An Under Cover Weekend Fri. AND Sat., 8:00 p.m. September 7 AND 8 @ The Firebird - $10 By Kiernan Maletsky In case, after five years, you are coming into this unprepared: Ten St. Louis bands each don the guise of a different group it is inspired in some way by. Costumes, sing-alongs, and balls-to-wall-ing ensues. This year's lineup includes newcomers like Arthur & the Librarian (doing Simon & Garfunkel) as well as veterans like perennial AUCW favorites Via Dove (Aerosmith) and last year's biggest surprise Dots Not Feathers (Stevie Wonder last year, Michael Jackson this weekend). Take the Party Home: Each year, AUCW expands into a new corner of the Internet - this year keep your eye out for videos of the bands explaining their choices and what they have planned.

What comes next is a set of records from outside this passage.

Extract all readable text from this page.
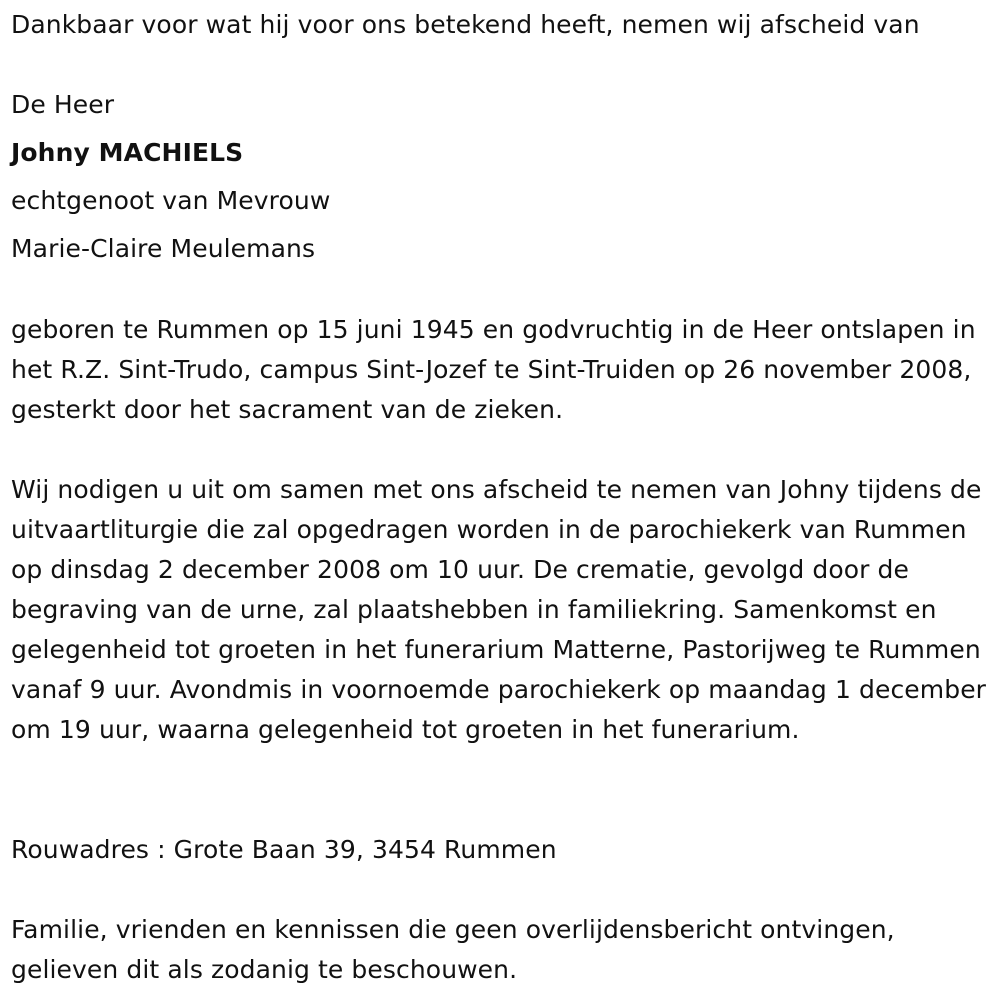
Dankbaar voor wat hij voor ons betekend heeft, nemen wij afscheid van
De Heer
Johny MACHIELS
echtgenoot van Mevrouw
Marie-Claire Meulemans
geboren te Rummen op 15 juni 1945 en godvruchtig in de Heer ontslapen in het R.Z. Sint-Trudo, campus Sint-Jozef te Sint-Truiden op 26 november 2008, gesterkt door het sacrament van de zieken.
Wij nodigen u uit om samen met ons afscheid te nemen van Johny tijdens de uitvaartliturgie die zal opgedragen worden in de parochiekerk van Rummen op dinsdag 2 december 2008 om 10 uur. De crematie, gevolgd door de begraving van de urne, zal plaatshebben in familiekring. Samenkomst en gelegenheid tot groeten in het funerarium Matterne, Pastorijweg te Rummen vanaf 9 uur. Avondmis in voornoemde parochiekerk op maandag 1 december om 19 uur, waarna gelegenheid tot groeten in het funerarium.
Rouwadres : Grote Baan 39, 3454 Rummen
Familie, vrienden en kennissen die geen overlijdensbericht ontvingen, gelieven dit als zodanig te beschouwen.
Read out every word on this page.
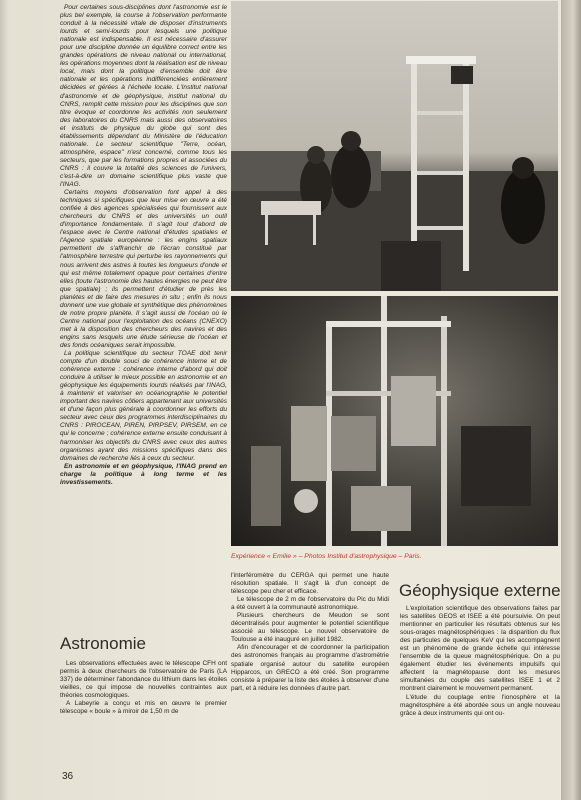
Pour certaines sous-disciplines dont l'astronomie est le plus bel exemple, la course à l'observation performante conduit à la nécessité vitale de disposer d'instruments lourds et semi-lourds pour lesquels une politique nationale est indispensable. Il est nécessaire d'assurer pour une discipline donnée un équilibre correct entre les grandes opérations de niveau national ou international, les opérations moyennes dont la réalisation est de niveau local, mais dont la politique d'ensemble doit être nationale et les opérations indifférenciées entièrement décidées et gérées à l'échelle locale. L'Institut national d'astronomie et de géophysique, institut national du CNRS, remplit cette mission pour les disciplines que son titre évoque et coordonne les activités non seulement des laboratoires du CNRS mais aussi des observatoires et instituts de physique du globe qui sont des établissements dépendant du Ministère de l'éducation nationale. Le secteur scientifique "Terre, océan, atmosphère, espace" n'est concerné, comme tous les secteurs, que par les formations propres et associées du CNRS : il couvre la totalité des sciences de l'univers, c'est-à-dire un domaine scientifique plus vaste que l'INAG.

Certains moyens d'observation font appel à des techniques si spécifiques que leur mise en œuvre a été confiée à des agences spécialisées qui fournissent aux chercheurs du CNRS et des universités un outil d'importance fondamentale. Il s'agit tout d'abord de l'espace avec le Centre national d'études spatiales et l'Agence spatiale européenne : les engins spatiaux permettent de s'affranchir de l'écran constitué par l'atmosphère terrestre qui perturbe les rayonnements qui nous arrivent des astres à toutes les longueurs d'onde et qui est même totalement opaque pour certaines d'entre elles (toute l'astronomie des hautes énergies ne peut être que spatiale) ; ils permettent d'étudier de près les planètes et de faire des mesures in situ ; enfin ils nous donnent une vue globale et synthétique des phénomènes de notre propre planète. Il s'agit aussi de l'océan où le Centre national pour l'exploitation des océans (CNEXO) met à la disposition des chercheurs des navires et des engins sans lesquels une étude sérieuse de l'océan et des fonds océaniques serait impossible.

La politique scientifique du secteur TOAE doit tenir compte d'un double souci de cohérence interne et de cohérence externe : cohérence interne d'abord qui doit conduire à utiliser le mieux possible en astronomie et en géophysique les équipements lourds réalisés par l'INAG, à maintenir et valoriser en océanographie le potentiel important des navires côtiers appartenant aux universités et d'une façon plus générale à coordonner les efforts du secteur avec ceux des programmes interdisciplinaires du CNRS : PIROCEAN, PIREN, PIRPSEV, PIRSEM, en ce qui le concerne ; cohérence externe ensuite conduisant à harmoniser les objectifs du CNRS avec ceux des autres organismes ayant des missions spécifiques dans des domaines de recherche liés à ceux du secteur.

En astronomie et en géophysique, l'INAG prend en charge la politique à long terme et les investissements.

Expérience « Emilie » – Photos Institut d'astrophysique – Paris.
Astronomie

Les observations effectuées avec le télescope CFH ont permis à deux chercheurs de l'observatoire de Paris (LA 337) de déterminer l'abondance du lithium dans les étoiles vieilles, ce qui impose de nouvelles contraintes aux théories cosmologiques.

A Labeyrie a conçu et mis en œuvre le premier télescope « boule » à miroir de 1,50 m de

l'interféromètre du CERGA qui permet une haute résolution spatiale. Il s'agit là d'un concept de télescope peu cher et efficace.

Le télescope de 2 m de l'observatoire du Pic du Midi a été ouvert à la communauté astronomique.

Plusieurs chercheurs de Meudon se sont décentralisés pour augmenter le potentiel scientifique associé au télescope. Le nouvel observatoire de Toulouse a été inauguré en juillet 1982.

Afin d'encourager et de coordonner la participation des astronomes français au programme d'astrométrie spatiale organisé autour du satellite européen Hipparcos, un GRECO a été créé. Son programme consiste à préparer la liste des étoiles à observer d'une part, et à réduire les données d'autre part.

Géophysique externe

L'exploitation scientifique des observations faites par les satellites GEOS et ISEE a été poursuivie. On peut mentionner en particulier les résultats obtenus sur les sous-orages magnétosphériques : la disparition du flux des particules de quelques KeV qui les accompagnent est un phénomène de grande échelle qui intéresse l'ensemble de la queue magnétosphérique. On a pu également étudier les événements impulsifs qui affectent la magnétopause dont les mesures simultanées du couple des satellites ISEE 1 et 2 montrent clairement le mouvement permanent.

L'étude du couplage entre l'ionosphère et la magnétosphère a été abordée sous un angle nouveau grâce à deux instruments qui ont ou-

36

Mike Keneally Sat., 7:00 p.m. September 8 @ The Gramophone - $20 By Christian Schaeffer Say the word "Zappa" in polite company and watch people either foam at the mouth about their favorite Mothers of Invention album or mumble about the man's perceived inscrutability. But few will deny the instrumental dexterity that Zappa espoused and demanded of his players, and Mike Keneally, his former "stunt guitarist" (so called for his superhuman ability), has made his name as a go-to sideman for the likes of Steve Vai and Metalocolypse's cartoon band Dethklok. But his latest solo record shows little of the psych-rock excursions that made him an underground legend -- Wing Beat Fantastic was written with XTC's Andy Partridge, and that bittersweet melodic rock that made Partridge's name is now broadcast through Keneally's own formidable chops. Just the Two of Us: Keneally will be performing songs from the new album with Rick Musallam, a fellow Zappa devotee who has recorded with the Roots, Gwen Stefani and more.

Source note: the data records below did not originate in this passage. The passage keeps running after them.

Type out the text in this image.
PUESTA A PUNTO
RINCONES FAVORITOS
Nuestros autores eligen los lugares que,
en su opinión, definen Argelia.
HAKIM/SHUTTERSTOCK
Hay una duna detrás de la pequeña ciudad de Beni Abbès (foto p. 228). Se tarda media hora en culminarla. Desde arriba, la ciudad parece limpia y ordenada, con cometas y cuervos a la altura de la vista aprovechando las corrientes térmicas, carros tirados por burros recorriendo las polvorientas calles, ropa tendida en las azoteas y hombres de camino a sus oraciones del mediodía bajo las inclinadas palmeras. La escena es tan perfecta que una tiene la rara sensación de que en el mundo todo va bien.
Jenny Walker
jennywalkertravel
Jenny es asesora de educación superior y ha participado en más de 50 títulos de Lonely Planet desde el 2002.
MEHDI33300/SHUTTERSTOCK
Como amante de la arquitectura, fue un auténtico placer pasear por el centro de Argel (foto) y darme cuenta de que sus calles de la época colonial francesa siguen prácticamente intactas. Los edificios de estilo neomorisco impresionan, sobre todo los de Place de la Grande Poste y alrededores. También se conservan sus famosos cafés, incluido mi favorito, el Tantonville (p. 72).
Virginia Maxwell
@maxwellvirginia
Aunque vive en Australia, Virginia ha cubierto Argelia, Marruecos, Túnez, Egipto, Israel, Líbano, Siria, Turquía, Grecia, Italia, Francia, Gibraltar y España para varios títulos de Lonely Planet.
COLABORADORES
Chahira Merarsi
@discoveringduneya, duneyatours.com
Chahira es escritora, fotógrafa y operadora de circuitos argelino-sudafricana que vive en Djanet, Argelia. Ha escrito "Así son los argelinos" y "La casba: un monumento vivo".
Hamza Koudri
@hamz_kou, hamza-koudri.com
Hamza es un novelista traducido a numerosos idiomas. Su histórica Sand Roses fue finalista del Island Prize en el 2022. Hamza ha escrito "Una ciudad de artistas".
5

The Tripdaddys Sat., 9:00 p.m. September 8 w/ Matt Hill & The Deep Fried Two @ Off Broadway - Free By Roy Kasten From this 2008 review: Whether you call it punk-infused rockabilly, rock infused-country or swing-tinged blues, the Trip Daddys channel everything that is pure and nostalgic about rock & roll. The trio has survived several lineup changes and other hardships over its nearly thirteen year history but has always remained an ambassador of the classic style of hillbilly blues championed by St. Louis' own Chuck Berry in the '50s. A 'daddy's live show is always a spectacle; singer/guitarist Craig Straubinger manages to pull off big guitar solos and over-the-top, high energy theatrics without pandering to the audience or coming off as some sort of novelty act.

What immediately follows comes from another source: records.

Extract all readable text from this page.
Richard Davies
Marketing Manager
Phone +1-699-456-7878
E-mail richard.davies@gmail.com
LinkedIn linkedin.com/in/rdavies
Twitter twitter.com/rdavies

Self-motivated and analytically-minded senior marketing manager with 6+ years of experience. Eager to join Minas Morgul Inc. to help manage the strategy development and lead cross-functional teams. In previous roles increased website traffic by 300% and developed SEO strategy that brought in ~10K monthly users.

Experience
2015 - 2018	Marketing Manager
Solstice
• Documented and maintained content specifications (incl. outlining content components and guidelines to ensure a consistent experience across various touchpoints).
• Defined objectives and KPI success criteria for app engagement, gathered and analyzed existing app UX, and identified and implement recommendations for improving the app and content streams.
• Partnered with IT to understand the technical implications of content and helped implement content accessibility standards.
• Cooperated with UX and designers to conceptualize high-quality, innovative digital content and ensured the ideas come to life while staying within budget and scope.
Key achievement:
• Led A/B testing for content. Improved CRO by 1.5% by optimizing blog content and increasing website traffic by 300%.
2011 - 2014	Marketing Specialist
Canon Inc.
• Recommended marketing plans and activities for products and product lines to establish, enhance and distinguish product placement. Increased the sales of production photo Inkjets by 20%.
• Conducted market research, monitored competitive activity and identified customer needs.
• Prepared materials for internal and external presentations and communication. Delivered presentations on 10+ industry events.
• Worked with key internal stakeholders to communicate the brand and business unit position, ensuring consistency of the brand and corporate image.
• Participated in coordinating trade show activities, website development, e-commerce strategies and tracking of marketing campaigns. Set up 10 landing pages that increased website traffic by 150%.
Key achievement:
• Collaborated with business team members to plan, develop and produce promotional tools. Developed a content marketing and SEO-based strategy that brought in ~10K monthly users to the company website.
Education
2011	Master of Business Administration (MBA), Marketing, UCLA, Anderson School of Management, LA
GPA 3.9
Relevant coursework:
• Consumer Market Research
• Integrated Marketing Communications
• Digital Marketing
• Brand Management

Toxie Sun., 8:00 p.m. September 9 w/ Bruiser Queen, Brainstems @ The Firebird - Free By Joseph Hess Toxie stirs up genres of garage rock and dream pop, birthing a style that's both distinct and flavorful. The vocals keep on the straight and narrow, while meandering guitar riffs spice up the proceedings with airy tone. The whole affair sounds effortless, and how could it not with members from Magic Kids and Coasting on the front lines? The songs all sport palpable hooks that stay in line with beats both direct and simple. Toxie injects a modern psychedelia into its decidedly Memphis indie rock. The sound that results comes across as warm, hospitable and unabashedly charming. First to Show, Last to Go: Brainstems might be just as good a reason as any to attend. The band has broken out in recent months with unapologetic guitar rock that harkens back to the genre's glory days in a big way. Bruiser Queen hits hard with femme fronted fervor.